9 mars 2021

 

L’année 2021 s’affiche comme une année de forte croissance économique qui apportera son lot d’opportunités sur les marchés financiers.

 

Sur la partie obligataire, des ajustements seront nécessaires afin de bénéficier au mieux de cet environnement favorable.

 

L’inflation s’accroît, et c’est une bonne nouvelle !

L’actualité financière de ces dernières semaines a été marquée par les inquiétudes d’une forte remontée des risques inflationnistes. Cette progression de l’inflation doit toutefois être relativisée : actuellement ancrée sous les 2 % aux États-Unis et sous les 1 % en zone Euro, sa hausse sera modeste et résultera surtout de plusieurs éléments techniques et conjoncturels : augmentation des matières premières, pénurie de containers pour le frêt en Chine, effets de base…

 

Ce mouvement doit toutefois être vu comme un élément positif puisqu’il résulte finalement d’une reprise forte de l’activité mondiale et plus globalement d’un retour à la croissance après une année marquée par la pandémie et l’arrêt des économies. Alors que le risque d’entrer dans une spirale déflationniste inquiétait fortement les opérateurs de marché ces dernières années, le retour d’une inflation que l’on croyait oubliée apparaît comme une confirmation de cette reprise.
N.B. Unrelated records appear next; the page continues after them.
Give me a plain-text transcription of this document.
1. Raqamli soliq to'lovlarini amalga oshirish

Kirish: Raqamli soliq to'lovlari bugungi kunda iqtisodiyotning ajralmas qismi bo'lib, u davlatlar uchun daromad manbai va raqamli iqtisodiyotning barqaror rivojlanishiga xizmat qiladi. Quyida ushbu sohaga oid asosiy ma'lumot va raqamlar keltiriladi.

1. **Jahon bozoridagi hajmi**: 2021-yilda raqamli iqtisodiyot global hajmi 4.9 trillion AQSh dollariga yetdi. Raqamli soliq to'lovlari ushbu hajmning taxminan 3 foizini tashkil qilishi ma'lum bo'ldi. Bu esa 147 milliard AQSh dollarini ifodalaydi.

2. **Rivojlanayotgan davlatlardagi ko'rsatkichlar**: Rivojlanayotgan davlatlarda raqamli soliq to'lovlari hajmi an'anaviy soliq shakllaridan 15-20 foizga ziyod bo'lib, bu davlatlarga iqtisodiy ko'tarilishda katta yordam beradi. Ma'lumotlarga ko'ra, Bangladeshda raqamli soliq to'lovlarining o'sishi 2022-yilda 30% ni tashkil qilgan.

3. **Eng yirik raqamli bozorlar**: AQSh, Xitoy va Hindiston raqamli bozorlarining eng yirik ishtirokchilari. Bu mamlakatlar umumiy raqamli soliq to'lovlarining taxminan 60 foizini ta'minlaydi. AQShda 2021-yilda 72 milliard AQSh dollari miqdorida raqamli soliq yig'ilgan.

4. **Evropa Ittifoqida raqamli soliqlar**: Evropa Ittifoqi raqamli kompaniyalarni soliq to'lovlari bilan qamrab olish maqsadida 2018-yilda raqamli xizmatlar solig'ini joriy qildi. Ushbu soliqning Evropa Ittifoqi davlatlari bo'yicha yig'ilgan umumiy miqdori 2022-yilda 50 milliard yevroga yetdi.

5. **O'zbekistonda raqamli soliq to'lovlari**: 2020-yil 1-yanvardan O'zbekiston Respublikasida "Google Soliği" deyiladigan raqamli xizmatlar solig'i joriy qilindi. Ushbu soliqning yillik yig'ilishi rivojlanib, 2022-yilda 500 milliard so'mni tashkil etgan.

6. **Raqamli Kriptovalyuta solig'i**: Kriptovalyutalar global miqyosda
Les banques centrales resteront à la manœuvre

Une des conséquences de ce retour de l’inflation et de cette amélioration de la conjoncture est le relèvement des taux longs dans toutes les zones économiques. Cette hausse est davantage marquée du côté américain où les taux d’Etat à long terme retrouvent leur niveau d’avant crise que du côté européen. En effet, les taux d’Etat allemand et français restent majoritairement en territoire négatif, en dépit de leur récente progression qui les a ramenés sur leur niveau de l’été dernier.

 

Dans le cadre de la mise en place de leurs différents plans de soutien à l’économie (programmes d’assouplissement quantitatif des programmes d’achats d’urgence pandémique), les banques centrales sont devenues ces dernières années les principaux acheteurs de dette d’état. Ces institutions monétaires, la BCE et la Fed en particulier, poursuivront encore longtemps leurs politiques ultra-accommodantes : l’objectif est de taille puisqu’il consiste à offrir le plus longtemps possible des conditions de financement favorables à des Etats qui ont vu leur endettement fortement augmenter avec la pandémie et qui atteint désormais des montants record. Les banques centrales seront donc à la manœuvre « aussi longtemps que nécessaire » pour éviter une trop forte volatilité sur les taux d’intérêt et pour piloter leur normalisation progressive.

Un portefeuille obligataire qui doit s’adapter à cet environnement de reprise de la croissance

Ce changement de paradigme sur l’environnement de taux nécessite des évolutions au sein des portefeuilles obligataires. La performance sur cette classe d’actifs viendra à présent d’une gestion active, mais aussi d’une approche opportuniste où chaque mouvement de tension sera l’occasion de capter des rendements attractifs. Il conviendra également de privilégier les classes d’actifs obligataires qui réagiront le mieux à la reprise de la croissance. Si les perdants seront les obligations d’État qui devront être évitées les gagnants seront les obligations privées (d’entreprise et financière) qui bénéficieront pleinement de cet environnement propice au désendettement.

 

A titre d’exemple, dans les gestions obligataires de Meeschaert AM, MAM High Yield fait partie des solutions à privilégier dans ce contexte. Avec des taux de défaut qui resteront bas, ce fonds affiche un portage attractif et profitera d’un environnement de baisse des primes de risque propre à chaque période de reprise économique.
A titre de diversification, MAM Taux Variables est un outil unique de protection contre la hausse des taux. Cette solution progressera dans les phases de tension obligataire, grâce à ses investissements sur les titres les plus décorrélés aux obligations d’État.

 

Enfin, notre fonds d’allocation obligataire MAM Flexible Bonds est également positionné actuellement sur ces thématiques. Il continuera d’adapter son allocation afin de saisir l’ensemble des opportunités des différentes classes d’actifs obligataires.